Who gets eating disorders?+
Eating disorders can affect anyone but population research shows specific patterns: women are diagnosed at higher rates (though the gap is narrowing — male eating disorders are significantly under-recognised); peak age of onset is adolescence and young adulthood (12-25); LGBTQ+ adults, particularly transgender and non-binary people, have substantially elevated rates; athletes in weight-class or appearance-focused sports (running, gymnastics, wrestling, ballet) are over-represented; eating disorders co-occur frequently with anxiety, depression, OCD, autism, and trauma. The traditional stereotype of 'thin white teenage girl' is misleading — eating disorders occur across all body sizes, genders, ages, and ethnicities. If your EAT-26 score is elevated, please don't dismiss it based on demographics.

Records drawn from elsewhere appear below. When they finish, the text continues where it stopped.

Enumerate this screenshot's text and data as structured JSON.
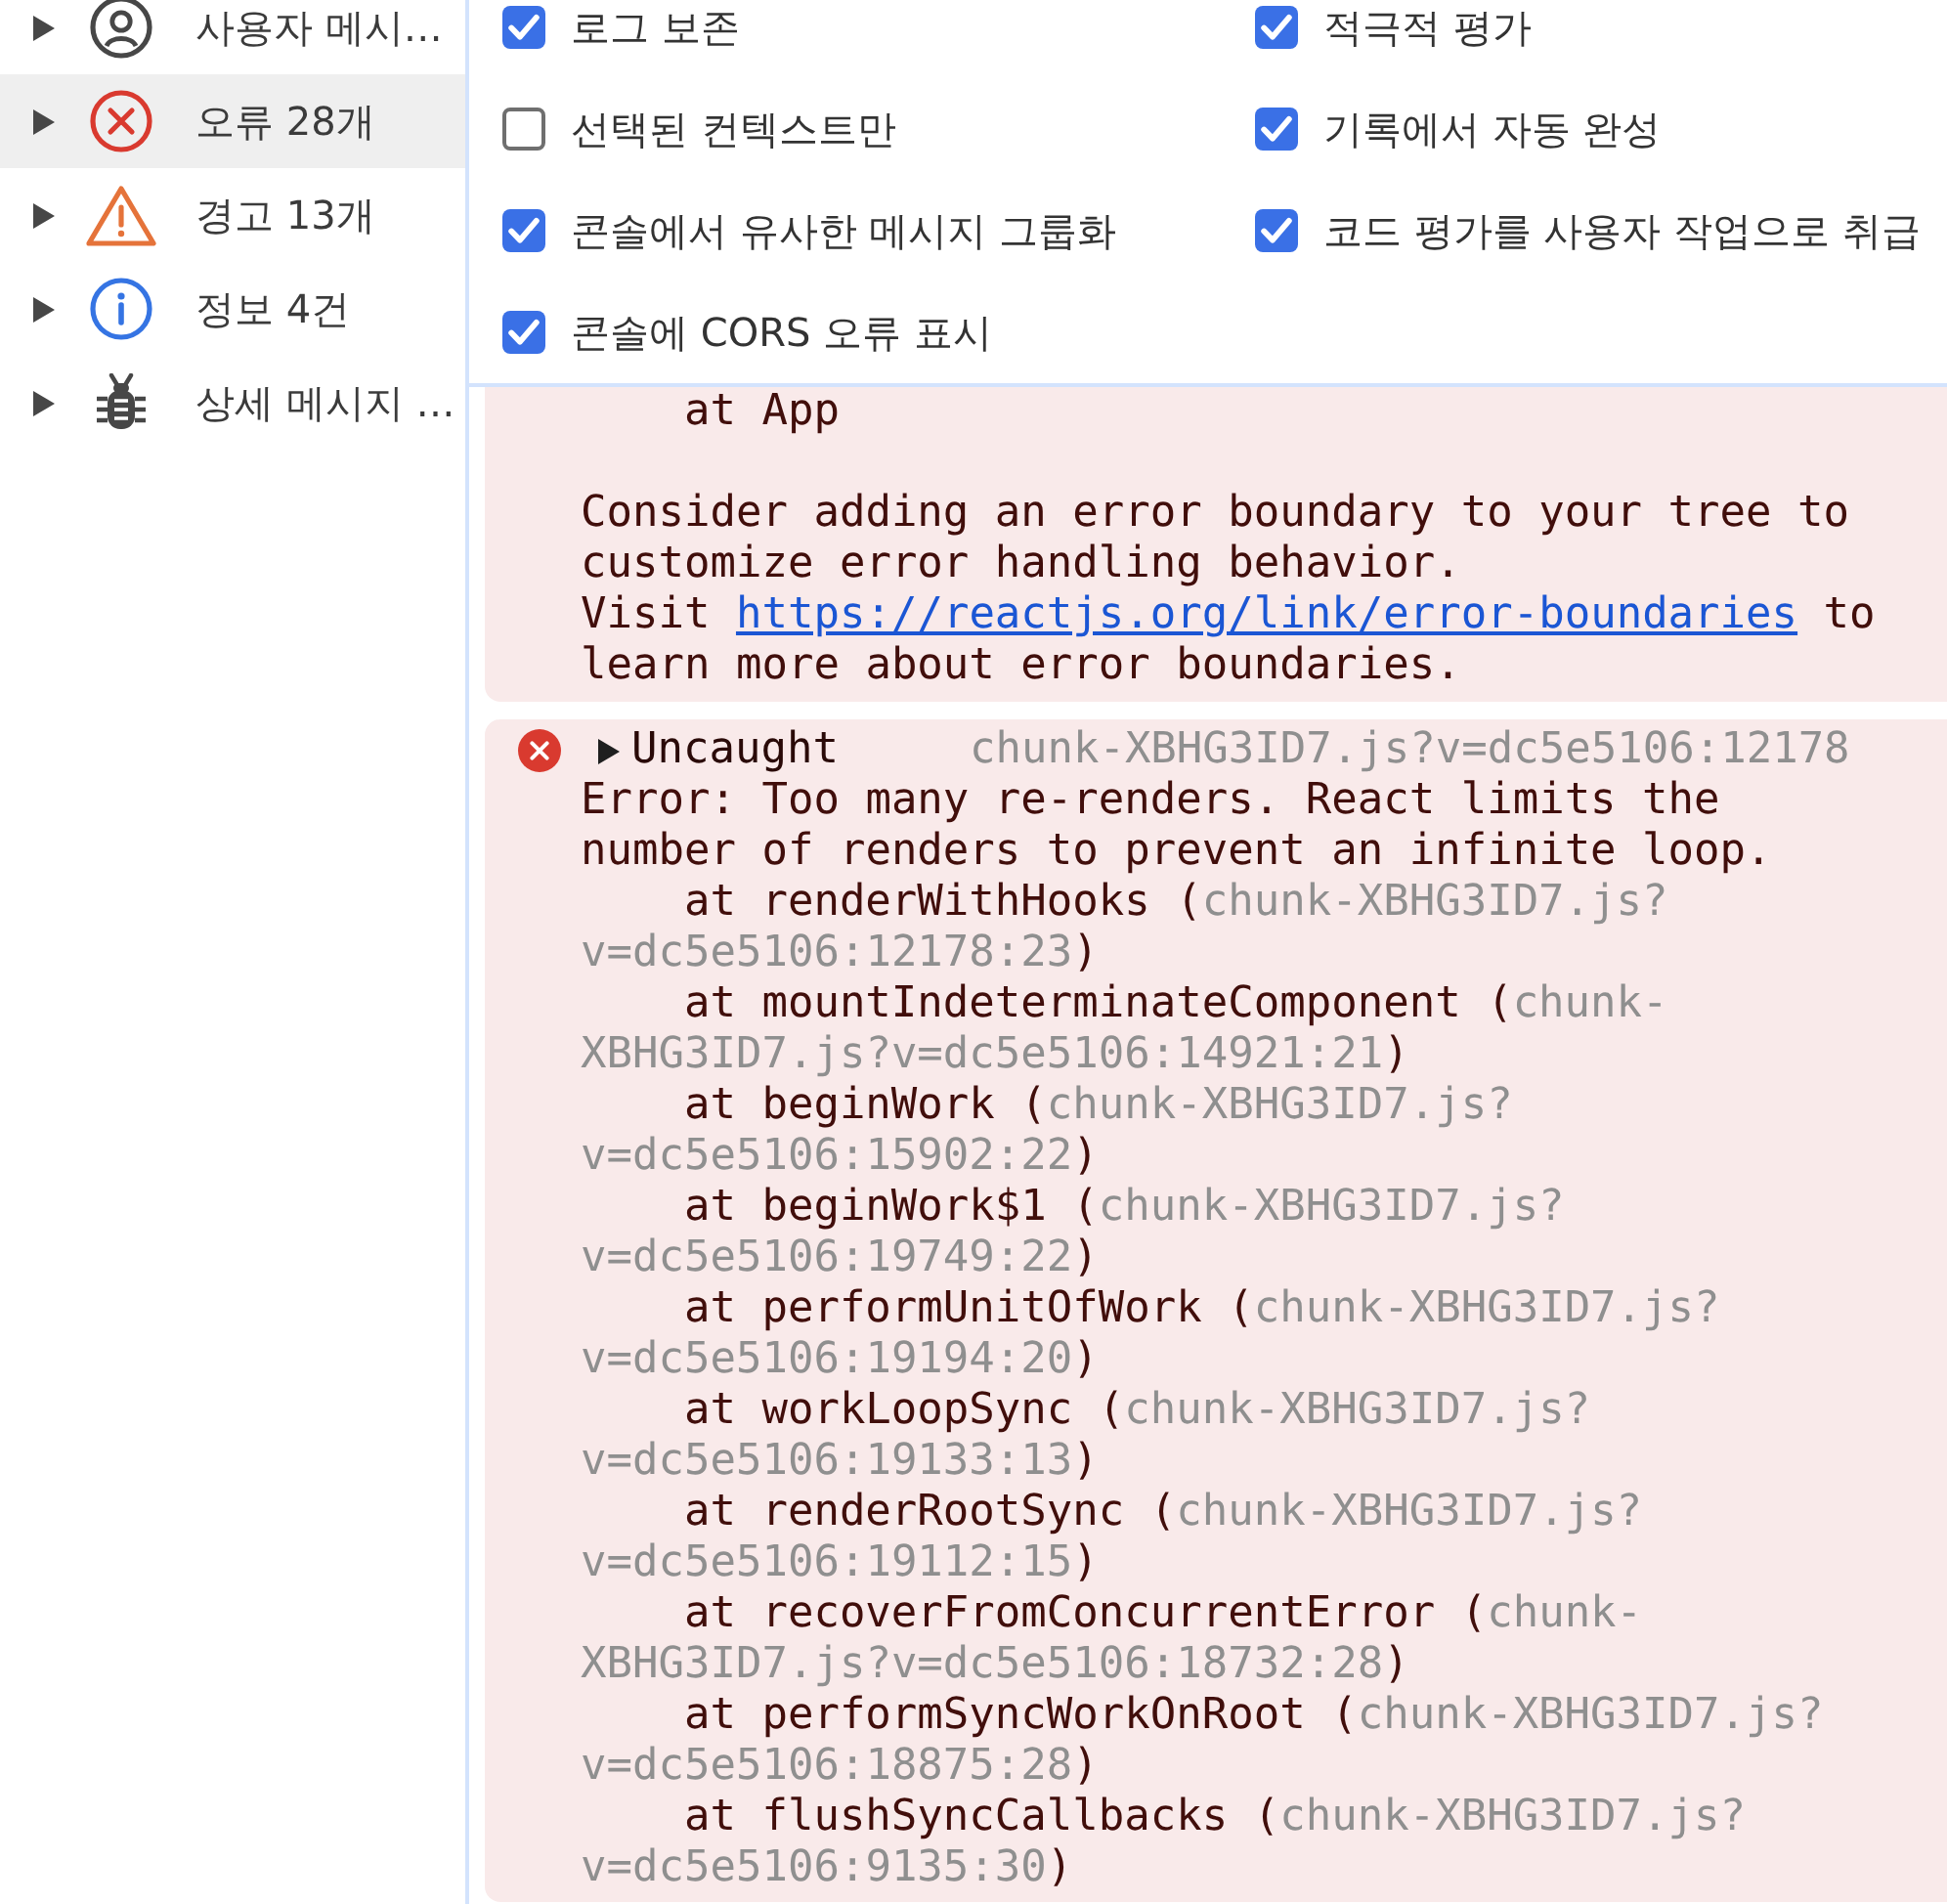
{
  "sidebar": {
    "items": [
      {
        "kind": "user",
        "label": "사용자 메시…",
        "selected": false,
        "expanded": false
      },
      {
        "kind": "error",
        "label": "오류 28개",
        "selected": true,
        "expanded": false
      },
      {
        "kind": "warning",
        "label": "경고 13개",
        "selected": false,
        "expanded": false
      },
      {
        "kind": "info",
        "label": "정보 4건",
        "selected": false,
        "expanded": false
      },
      {
        "kind": "verbose",
        "label": "상세 메시지 …",
        "selected": false,
        "expanded": false
      }
    ]
  },
  "settings": {
    "options": [
      {
        "label": "로그 보존",
        "checked": true
      },
      {
        "label": "적극적 평가",
        "checked": true
      },
      {
        "label": "선택된 컨텍스트만",
        "checked": false
      },
      {
        "label": "기록에서 자동 완성",
        "checked": true
      },
      {
        "label": "콘솔에서 유사한 메시지 그룹화",
        "checked": true
      },
      {
        "label": "코드 평가를 사용자 작업으로 취급",
        "checked": true
      },
      {
        "label": "콘솔에 CORS 오류 표시",
        "checked": true
      }
    ]
  },
  "console": {
    "messages": [
      {
        "kind": "error",
        "stack": [
          {
            "call": "at App"
          }
        ],
        "paragraphs": [
          {
            "text": "Consider adding an error boundary to your tree to customize error handling behavior."
          },
          {
            "text": "Visit ",
            "link": "https://reactjs.org/link/error-boundaries",
            "after": " to learn more about error boundaries."
          }
        ]
      },
      {
        "kind": "error",
        "expanded": false,
        "title": "Uncaught",
        "source": "chunk-XBHG3ID7.js?v=dc5e5106:12178",
        "text": "Error: Too many re-renders. React limits the number of renders to prevent an infinite loop.",
        "stack": [
          {
            "call": "at renderWithHooks (",
            "source": [
              "chunk-XBHG3ID7.js?",
              "v=dc5e5106:12178:23"
            ],
            "close": ")"
          },
          {
            "call": "at mountIndeterminateComponent (",
            "source": [
              "chunk-",
              "XBHG3ID7.js?v=dc5e5106:14921:21"
            ],
            "close": ")"
          },
          {
            "call": "at beginWork (",
            "source": [
              "chunk-XBHG3ID7.js?",
              "v=dc5e5106:15902:22"
            ],
            "close": ")"
          },
          {
            "call": "at beginWork$1 (",
            "source": [
              "chunk-XBHG3ID7.js?",
              "v=dc5e5106:19749:22"
            ],
            "close": ")"
          },
          {
            "call": "at performUnitOfWork (",
            "source": [
              "chunk-XBHG3ID7.js?",
              "v=dc5e5106:19194:20"
            ],
            "close": ")"
          },
          {
            "call": "at workLoopSync (",
            "source": [
              "chunk-XBHG3ID7.js?",
              "v=dc5e5106:19133:13"
            ],
            "close": ")"
          },
          {
            "call": "at renderRootSync (",
            "source": [
              "chunk-XBHG3ID7.js?",
              "v=dc5e5106:19112:15"
            ],
            "close": ")"
          },
          {
            "call": "at recoverFromConcurrentError (",
            "source": [
              "chunk-",
              "XBHG3ID7.js?v=dc5e5106:18732:28"
            ],
            "close": ")"
          },
          {
            "call": "at performSyncWorkOnRoot (",
            "source": [
              "chunk-XBHG3ID7.js?",
              "v=dc5e5106:18875:28"
            ],
            "close": ")"
          },
          {
            "call": "at flushSyncCallbacks (",
            "source": [
              "chunk-XBHG3ID7.js?",
              "v=dc5e5106:9135:30"
            ],
            "close": ")"
          }
        ]
      }
    ]
  }
}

Can the EAT-26 diagnose an eating disorder?+
No — the EAT-26 is a screening tool, not a diagnostic instrument. A score above the clinical cut-off of 20 indicates the need for further evaluation by a qualified clinician, but diagnosis requires a clinical interview, often including the EDE (Eating Disorder Examination, the gold-standard diagnostic interview) and medical evaluation. False positives and false negatives both occur with the EAT-26. The right interpretation: a score above 20 means 'this warrants professional follow-up', not 'I definitely have an eating disorder'. Conversely, a score below 20 with significant subjective distress also warrants follow-up — clinical eating disorders can sometimes occur below the EAT-26 threshold.
How long does this test take?+
The EAT-26 takes most people 5-7 minutes to complete. It is 26 items rated on a 6-point frequency scale. Results appear instantly with your total score, subscale breakdown, and explicit indication of whether you meet the validated screening cut-off (≥20).